Raffaella | The Family Interviews


Meet Raffaella

Something about the name Raffaella conjures imagery of a Disney princess. But don’t think this born-and-bred New Yorker is all sugar and spice and everything nice.  

An alt-pop chanteuse with a literary penchant, Raffaella composes introspective earworms that deal with themes of culture, gender, and misogyny. Her tongue-in-cheek style carries a punch — a solid right hook if you will.

Below, we discuss her classical training, the clarity of contradictions, and her genre friends! 

Give it a gander, give her a follow, and get on with your day. 


BOWLING: A Mad-Lib by Raffaella

Almost every community in America now has a bowling KOKOMO because bowling has become very DARLING with young GUMDROPS. Most of them become very DUMB. The main object of the game is to roll a heavy ELEPHANT down the alley and knock down the 3 pins which are at the other end. If you knock them down in one roll, it's called a MANAGALA!! If it takes two rolls, it's called a BRRAPP BRAPP PEW PEW. Many alleys have automatic ELBOW setters. Others hire BOOBS who set the pins with BIG FOOT. The most important thing to remember when bowling is to make sure you have a good grip on your CARE BEAR or you're liable to drop it on your PINKY TOE!


Would You Rather…

be trapped in a dark closet with a swan or a scorpion? Please explain why.

Oh both are so awful. I guess a scorpion because I’d have a better shot at killing it and I wouldn’t feel too bad about it – swans seem to have more of a personality, they’ve always reminded me of the mean girls in high school, too much trauma there to confront


Some Questions with Raffaella

Which do you prefer scented candles, or room spray?

Scented candle, because ambiance


How did your classical music training influence your current practice and style?
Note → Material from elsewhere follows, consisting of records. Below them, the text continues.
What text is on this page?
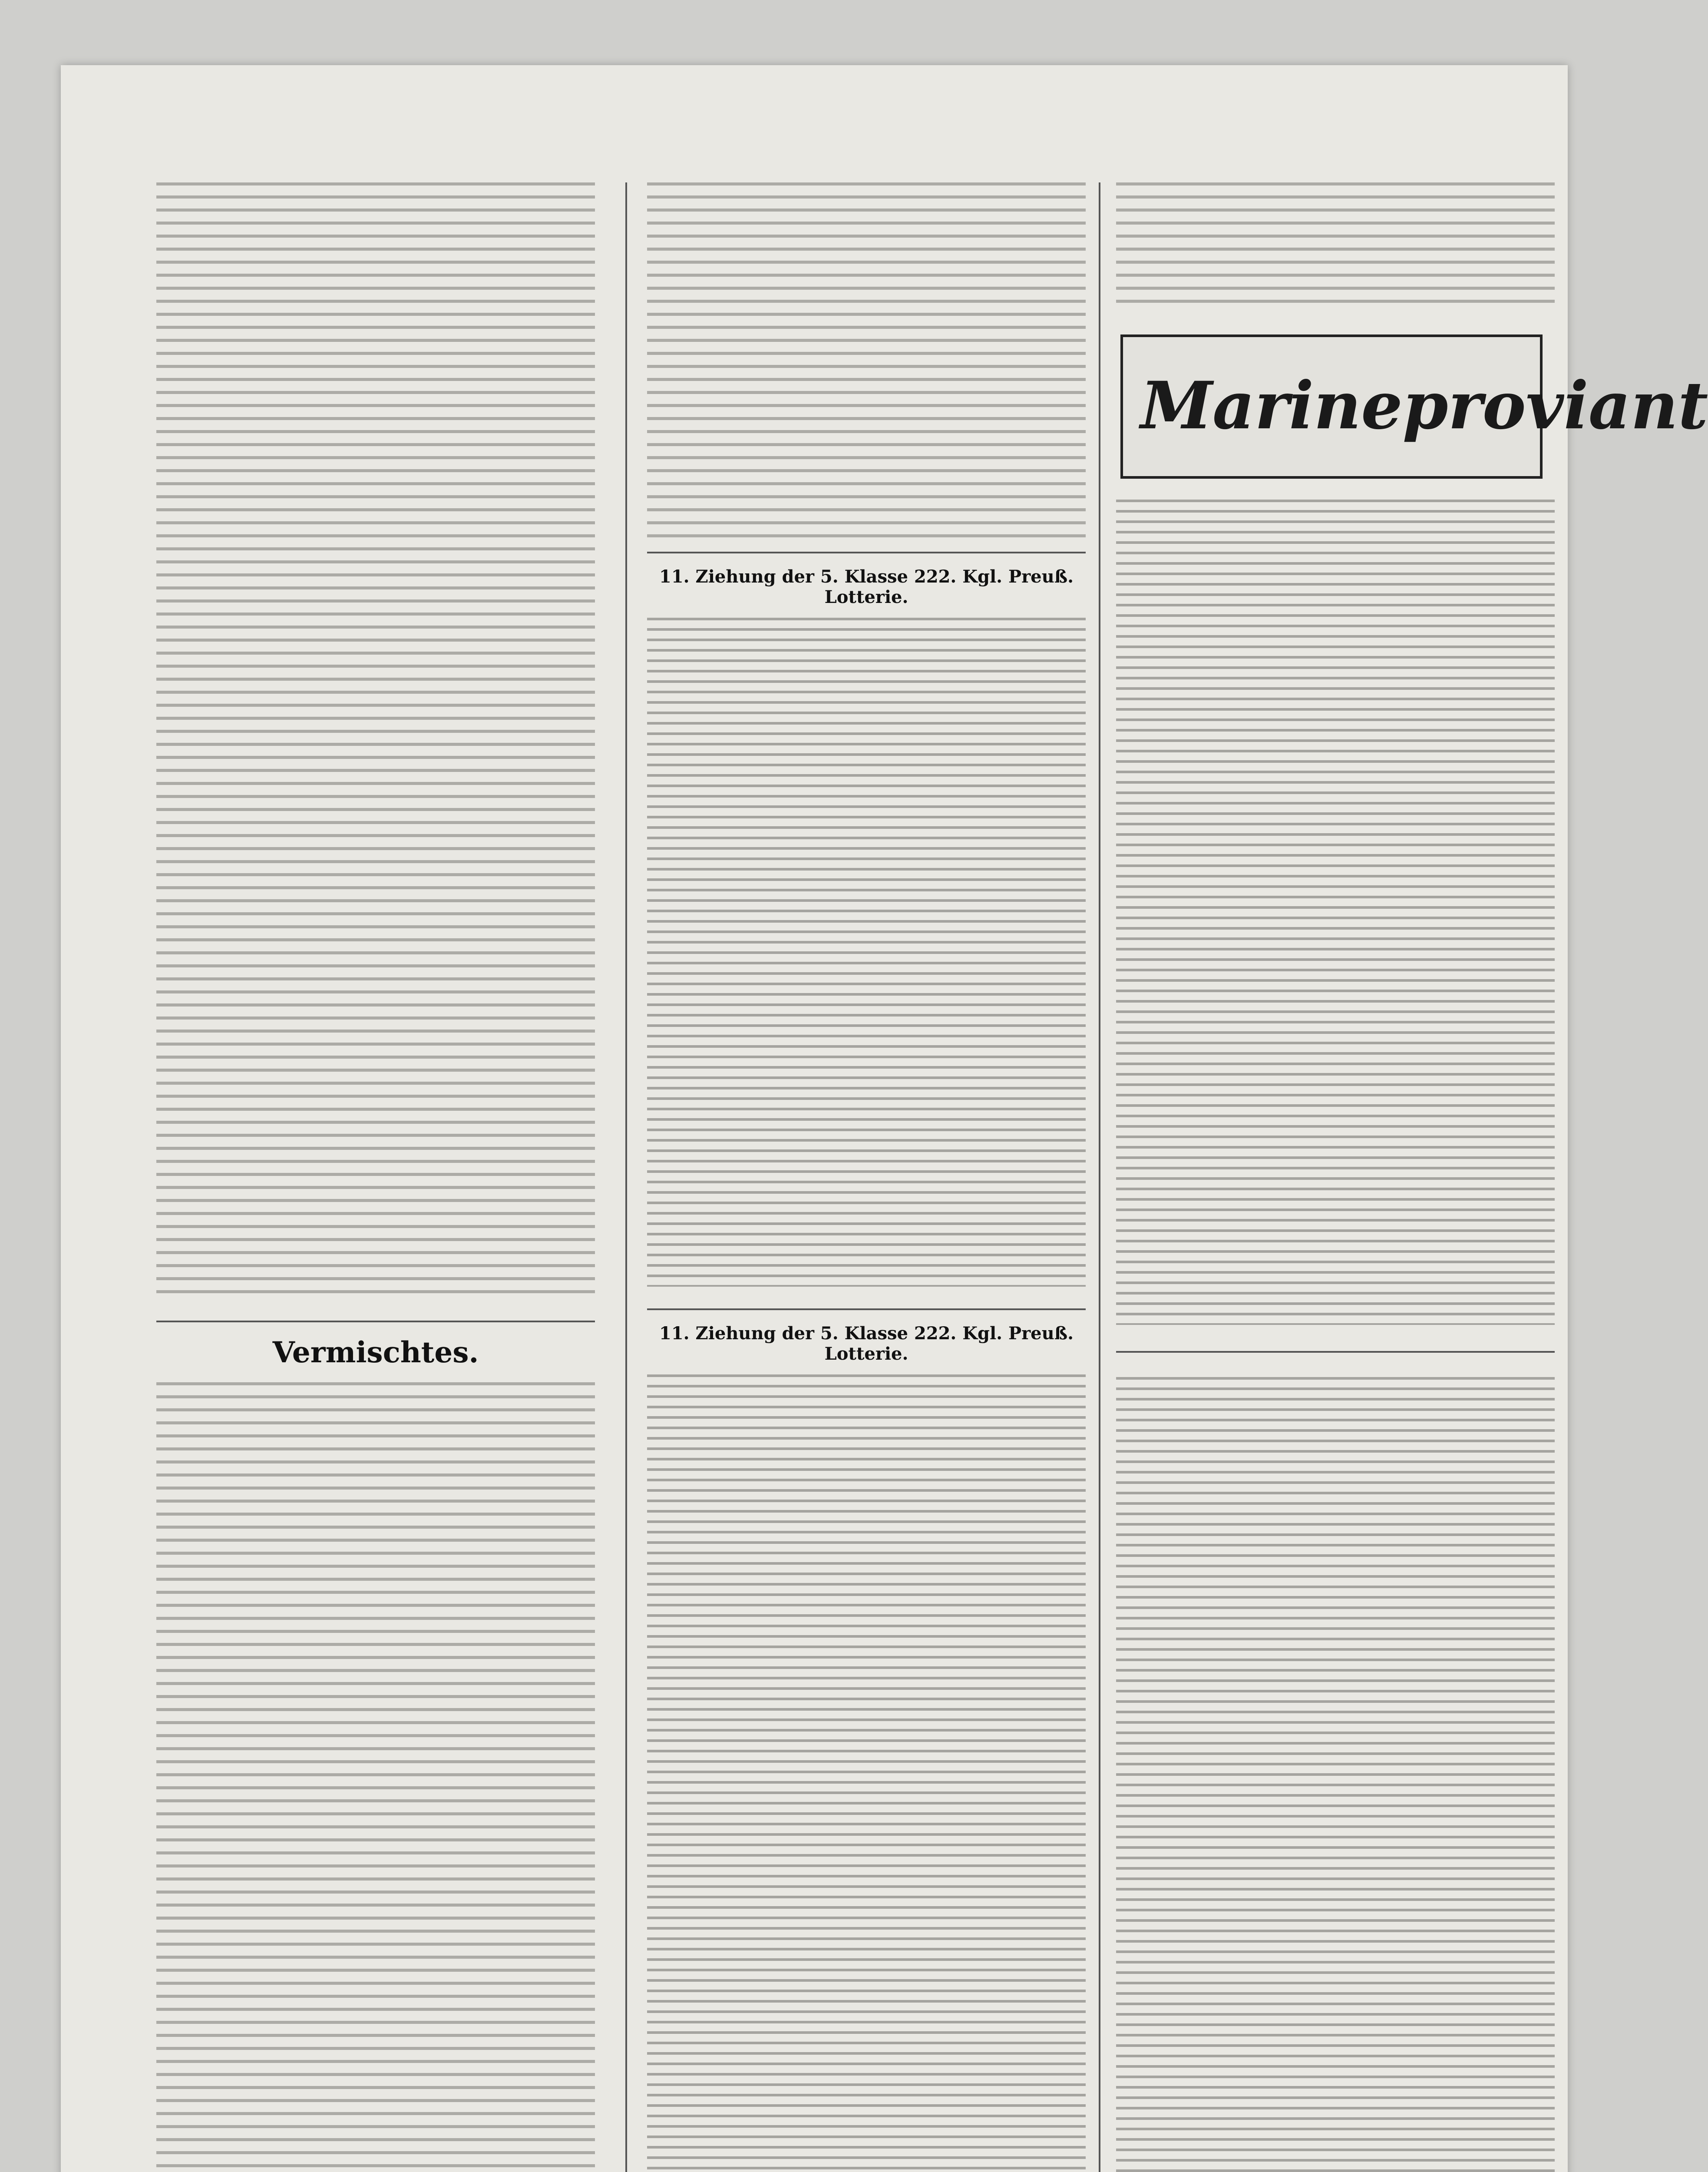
Vermischtes.
11. Ziehung der 5. Klasse 222. Kgl. Preuß. Lotterie.
11. Ziehung der 5. Klasse 222. Kgl. Preuß. Lotterie.
Marineproviant
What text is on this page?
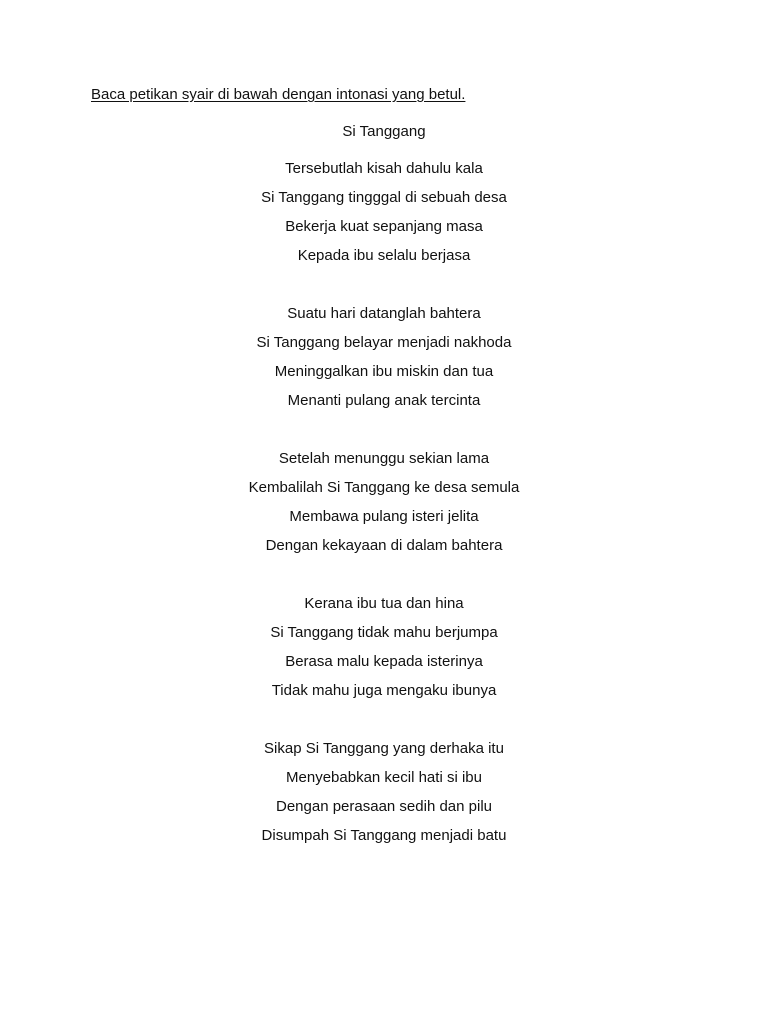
Baca petikan syair di bawah dengan intonasi yang betul.
Si Tanggang
Tersebutlah kisah dahulu kala
Si Tanggang tingggal di sebuah desa
Bekerja kuat sepanjang masa
Kepada ibu selalu berjasa
Suatu hari datanglah bahtera
Si Tanggang belayar menjadi nakhoda
Meninggalkan ibu miskin dan tua
Menanti pulang anak tercinta
Setelah menunggu sekian lama
Kembalilah Si Tanggang ke desa semula
Membawa pulang isteri jelita
Dengan kekayaan di dalam bahtera
Kerana ibu tua dan hina
Si Tanggang tidak mahu berjumpa
Berasa malu kepada isterinya
Tidak mahu juga mengaku ibunya
Sikap Si Tanggang yang derhaka itu
Menyebabkan kecil hati si ibu
Dengan perasaan sedih dan pilu
Disumpah Si Tanggang menjadi batu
It served as an important backdrop – my choice to start studying voice instead of piano was sort of my first big rebellious/autonomous move… singing felt much more liberating having had the experience of studying piano… I quit when I was pretty young, like 13, so most of what’s in my head is pretty ingrained/in my subconscious. It did introduce me to some of my favorite composers, like Debussy and Liszt.

Do you drink Coffee or Tea? How do you take it?

Coffee black no sugar, if I’m feeling fancy maybe I’ll make it an oat milk latte


Your songwriting touches on themes of social commentary and has a tongue-in-cheek sensibility. How do you balance a dreamier, lighter sound with the sharper edge of your lyrics?

I’m a big fan of contrast/contradiction... It’s easier to see something bright when you’re in a dark room – I guess, in this case, the something bright would be the lyrics, the dark room would be the melody.


Who would be your dream musician to collaborate with?

Bon Iver.

What was your favorite era of music?

Right now. I think Weyes Blood is a great example of someone capable of reaching the sentimentality and heart that existed during Joni Mitchell’s era, but with lyricism and sounds that feel much more modern.


A lot of your music follows a narrative quality. How has literature and written arts informed your work, if at all?

I usually need to be reading a book if I’m writing music – sorta like training for a marathon, small exercises every day to prep for the big one. I think I sneak a literary reference in almost every song; Sylvia Plath for Balaclava (“dumb as daisy petals”), JD Salinger for Hell Yeah and Ballerina (“…the courage of a nobody”)…

Where is your favorite place to find/discover new music?

Usually my best resource is my friends; I’ve got an indie friend, a pop friend, a bedroom pop friend, a rock friend…

What was the best toy you remember from your childhood?

I had a pink terrycloth piggy, named her piggy. Loved piggy a little too much, lasted a little too long… I still have her, though I don’t bring her around anymore.


Did you play any instruments growing up?

I played the flute in middle school, but it smelled really weird to me so I quit after a couple of years and moved to chorus class.

Any final comments? (This is your electronic soapbox for one last answer.)

I’m in love with Jia Tolentino. Everyone should read everything she’s ever written. She deserves all the superlatives.